Consumer Culture and the Media: Magazines in the Public Eye by Mehita Iqani (auth.)

By Mehita Iqani (auth.)

Show description

Read Online or Download Consumer Culture and the Media: Magazines in the Public Eye PDF

Best journalism books

The Politics of Information in Early Modern Europe

In its a number of ecu contexts, the discovery and unfold of newspapers within the 17th century had a profound impact on early sleek tradition and politics. whereas contemporary learn has explored the function of the newspaper in remodeling details into ideology in quite a few ecu nations, this e-book is the 1st to carry this interact right into a finished and comparative survey.

Back Stories: U.S. News Production and Palestinian Politics

Few issues within the information are extra hotly contested than the Israeli-Palestinian conflict—and information insurance itself is usually a topic of dialogue. yet hardly do those debates include an on-the-ground point of view of what and who newsmaking involves. learning how reporters paintings in Jerusalem, Bethlehem, Ramallah, and Nablus, and at the annoying roads that attach those towns, Amahl Bishara demonstrates how the construction of U.

Everyman News: The Changing American Front Page

Front pages of newspapers display a shift during the last few years: tales are extra own, extra inclusive, much less far away from readers adventure. Journalist Michele Weldon takes a clean examine how newspapers have carved out a story area of interest that displays society s fascination with own tales and readers calls for for range in content material.

Identity and Culture: Narratives of Difference and Belonging (Issues in Cultural and Media Studies)

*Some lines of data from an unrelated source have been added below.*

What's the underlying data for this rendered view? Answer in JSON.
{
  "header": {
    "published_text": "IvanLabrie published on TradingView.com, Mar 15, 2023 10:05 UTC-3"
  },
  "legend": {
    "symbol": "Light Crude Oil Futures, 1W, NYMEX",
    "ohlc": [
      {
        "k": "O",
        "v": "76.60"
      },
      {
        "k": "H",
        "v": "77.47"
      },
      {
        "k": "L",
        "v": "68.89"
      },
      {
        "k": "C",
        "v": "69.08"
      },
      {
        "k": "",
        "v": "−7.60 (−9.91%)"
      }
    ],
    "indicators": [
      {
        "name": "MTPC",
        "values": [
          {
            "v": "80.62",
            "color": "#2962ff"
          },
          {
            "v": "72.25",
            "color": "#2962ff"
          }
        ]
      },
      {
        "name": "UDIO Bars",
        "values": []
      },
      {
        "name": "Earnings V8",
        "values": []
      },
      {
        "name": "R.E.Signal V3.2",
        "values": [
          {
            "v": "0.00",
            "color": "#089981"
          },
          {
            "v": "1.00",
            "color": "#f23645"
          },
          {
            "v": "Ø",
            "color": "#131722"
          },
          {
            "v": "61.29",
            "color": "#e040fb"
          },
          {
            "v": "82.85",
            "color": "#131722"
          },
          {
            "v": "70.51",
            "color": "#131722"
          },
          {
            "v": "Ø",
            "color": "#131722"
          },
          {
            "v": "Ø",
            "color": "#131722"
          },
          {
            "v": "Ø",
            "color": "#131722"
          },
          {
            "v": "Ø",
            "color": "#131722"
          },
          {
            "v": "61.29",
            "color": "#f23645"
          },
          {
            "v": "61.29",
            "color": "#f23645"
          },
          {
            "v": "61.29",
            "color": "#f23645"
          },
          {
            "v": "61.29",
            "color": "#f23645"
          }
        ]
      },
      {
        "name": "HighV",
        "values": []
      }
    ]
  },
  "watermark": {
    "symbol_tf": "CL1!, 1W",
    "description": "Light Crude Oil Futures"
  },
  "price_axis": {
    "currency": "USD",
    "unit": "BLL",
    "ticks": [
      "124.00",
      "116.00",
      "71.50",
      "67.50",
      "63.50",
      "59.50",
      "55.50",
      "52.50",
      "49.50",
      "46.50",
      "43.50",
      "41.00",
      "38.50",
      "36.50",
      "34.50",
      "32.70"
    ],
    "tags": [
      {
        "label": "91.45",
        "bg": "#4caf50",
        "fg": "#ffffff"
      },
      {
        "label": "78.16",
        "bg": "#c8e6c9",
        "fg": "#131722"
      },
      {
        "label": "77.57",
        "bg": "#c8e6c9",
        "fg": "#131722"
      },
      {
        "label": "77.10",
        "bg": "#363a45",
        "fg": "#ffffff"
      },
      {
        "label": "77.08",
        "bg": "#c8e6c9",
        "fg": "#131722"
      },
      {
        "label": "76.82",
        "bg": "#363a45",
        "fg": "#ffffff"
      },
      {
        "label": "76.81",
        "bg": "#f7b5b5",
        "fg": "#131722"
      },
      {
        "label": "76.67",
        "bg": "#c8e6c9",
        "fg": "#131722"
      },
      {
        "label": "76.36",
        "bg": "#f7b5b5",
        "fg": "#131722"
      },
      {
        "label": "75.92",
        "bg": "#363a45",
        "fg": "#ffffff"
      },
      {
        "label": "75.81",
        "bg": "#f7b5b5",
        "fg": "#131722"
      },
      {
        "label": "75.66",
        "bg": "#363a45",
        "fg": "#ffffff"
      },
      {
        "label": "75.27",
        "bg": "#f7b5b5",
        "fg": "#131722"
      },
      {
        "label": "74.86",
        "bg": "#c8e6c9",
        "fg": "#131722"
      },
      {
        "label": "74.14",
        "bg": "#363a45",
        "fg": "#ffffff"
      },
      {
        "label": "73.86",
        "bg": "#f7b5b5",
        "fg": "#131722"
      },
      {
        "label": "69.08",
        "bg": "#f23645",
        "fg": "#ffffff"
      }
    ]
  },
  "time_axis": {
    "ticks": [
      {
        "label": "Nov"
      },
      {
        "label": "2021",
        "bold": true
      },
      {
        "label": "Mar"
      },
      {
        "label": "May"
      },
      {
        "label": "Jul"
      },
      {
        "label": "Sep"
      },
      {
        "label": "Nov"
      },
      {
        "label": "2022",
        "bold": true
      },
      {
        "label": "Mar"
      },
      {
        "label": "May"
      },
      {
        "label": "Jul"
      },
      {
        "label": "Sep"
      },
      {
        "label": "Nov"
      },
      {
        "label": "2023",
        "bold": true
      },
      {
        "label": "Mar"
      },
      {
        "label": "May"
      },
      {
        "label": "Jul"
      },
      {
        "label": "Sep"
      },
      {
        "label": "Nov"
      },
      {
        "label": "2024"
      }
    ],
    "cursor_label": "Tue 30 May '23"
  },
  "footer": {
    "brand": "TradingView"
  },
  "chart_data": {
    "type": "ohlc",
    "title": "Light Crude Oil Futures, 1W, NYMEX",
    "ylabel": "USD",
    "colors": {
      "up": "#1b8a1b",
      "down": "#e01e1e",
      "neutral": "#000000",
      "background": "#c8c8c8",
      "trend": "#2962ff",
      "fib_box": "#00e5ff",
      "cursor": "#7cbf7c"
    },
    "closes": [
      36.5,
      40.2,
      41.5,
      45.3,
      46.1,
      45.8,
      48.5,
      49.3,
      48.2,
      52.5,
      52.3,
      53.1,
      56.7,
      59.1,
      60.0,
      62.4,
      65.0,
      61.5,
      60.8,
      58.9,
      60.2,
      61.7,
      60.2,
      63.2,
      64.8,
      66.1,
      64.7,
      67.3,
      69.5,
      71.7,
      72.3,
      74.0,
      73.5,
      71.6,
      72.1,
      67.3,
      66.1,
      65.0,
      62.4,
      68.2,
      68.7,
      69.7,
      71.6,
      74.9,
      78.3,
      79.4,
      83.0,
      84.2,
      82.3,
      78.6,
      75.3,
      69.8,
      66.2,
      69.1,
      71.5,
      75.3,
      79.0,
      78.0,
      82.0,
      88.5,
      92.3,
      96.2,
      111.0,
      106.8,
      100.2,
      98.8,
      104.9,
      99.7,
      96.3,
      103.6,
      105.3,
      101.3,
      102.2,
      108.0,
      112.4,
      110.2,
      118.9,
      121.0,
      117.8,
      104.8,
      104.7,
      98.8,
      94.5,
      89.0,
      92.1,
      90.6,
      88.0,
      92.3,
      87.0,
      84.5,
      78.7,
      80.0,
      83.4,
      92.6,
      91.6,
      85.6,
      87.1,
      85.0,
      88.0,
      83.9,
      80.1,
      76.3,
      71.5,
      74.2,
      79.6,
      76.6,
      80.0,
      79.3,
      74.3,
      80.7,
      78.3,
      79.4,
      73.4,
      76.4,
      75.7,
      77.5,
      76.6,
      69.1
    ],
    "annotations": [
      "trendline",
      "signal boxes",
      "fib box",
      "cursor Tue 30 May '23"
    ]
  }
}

The place does our feel of id and belonging come from? How does tradition produce and problem identities? "Identity and tradition" seems at how assorted cultural narratives and practices paintings to represent identification for people and teams in multi-ethnic, 'postcolonial' societies. It makes use of examples from background, politics, fiction and the visible to ascertain the social strength relatives that create topic positions and different types of identification.

Additional info for Consumer Culture and the Media: Magazines in the Public Eye

Sample text

Consumption inserts the subject into the spaces of the object and emphasizes processes of observation and looking, be it detached and disinterested like the original flâneur, or embedded like contemporary consumers – indeed, some argue that the flâneur quickly evolved into the everyday consumer, the ‘epitome of the political attitude of the middle classes’ (Benjamin, 2002: 420). Consumption has also been theorized as part of a semiotic system, ‘which secures the ordering of signs and the integration of the group: it is therefore both a morality (a system of ideological values) and a communication system, a structure of exchange’ (Baudrillard, 1970: 78).

Arguably, in consumer society ‘no one can become a subject without first turning into a commodity, and no one can keep his or her subjectness secure without perpetually resuscitating, resurrecting and replenishing the capacities expected and required of a sellable commodity’ (Bauman, 2007: 12). The objectification of human subjects (as slaves, prostitutes, fashion models, celebrities) is a familiar trope, but Bauman claims that this now extends even to the most basic of human interactions and forms of selfrepresentation in consumer society (such as the creation of profiles on social networking and dating websites).

Consumer media texts in particular can be argued to operated as agonal spaces of display, illumination and visibility, which are in turn instantiations of ‘power through transparency, subjection by illumination’. The discourse of visibility prioritized by consumerism, that is, the primacy of the acts of looking and being looked at which are central to media texts, highlights the ways in which the power relationships of consumer culture are organized around the idea of the gaze. Who looks? Who and what is looked at?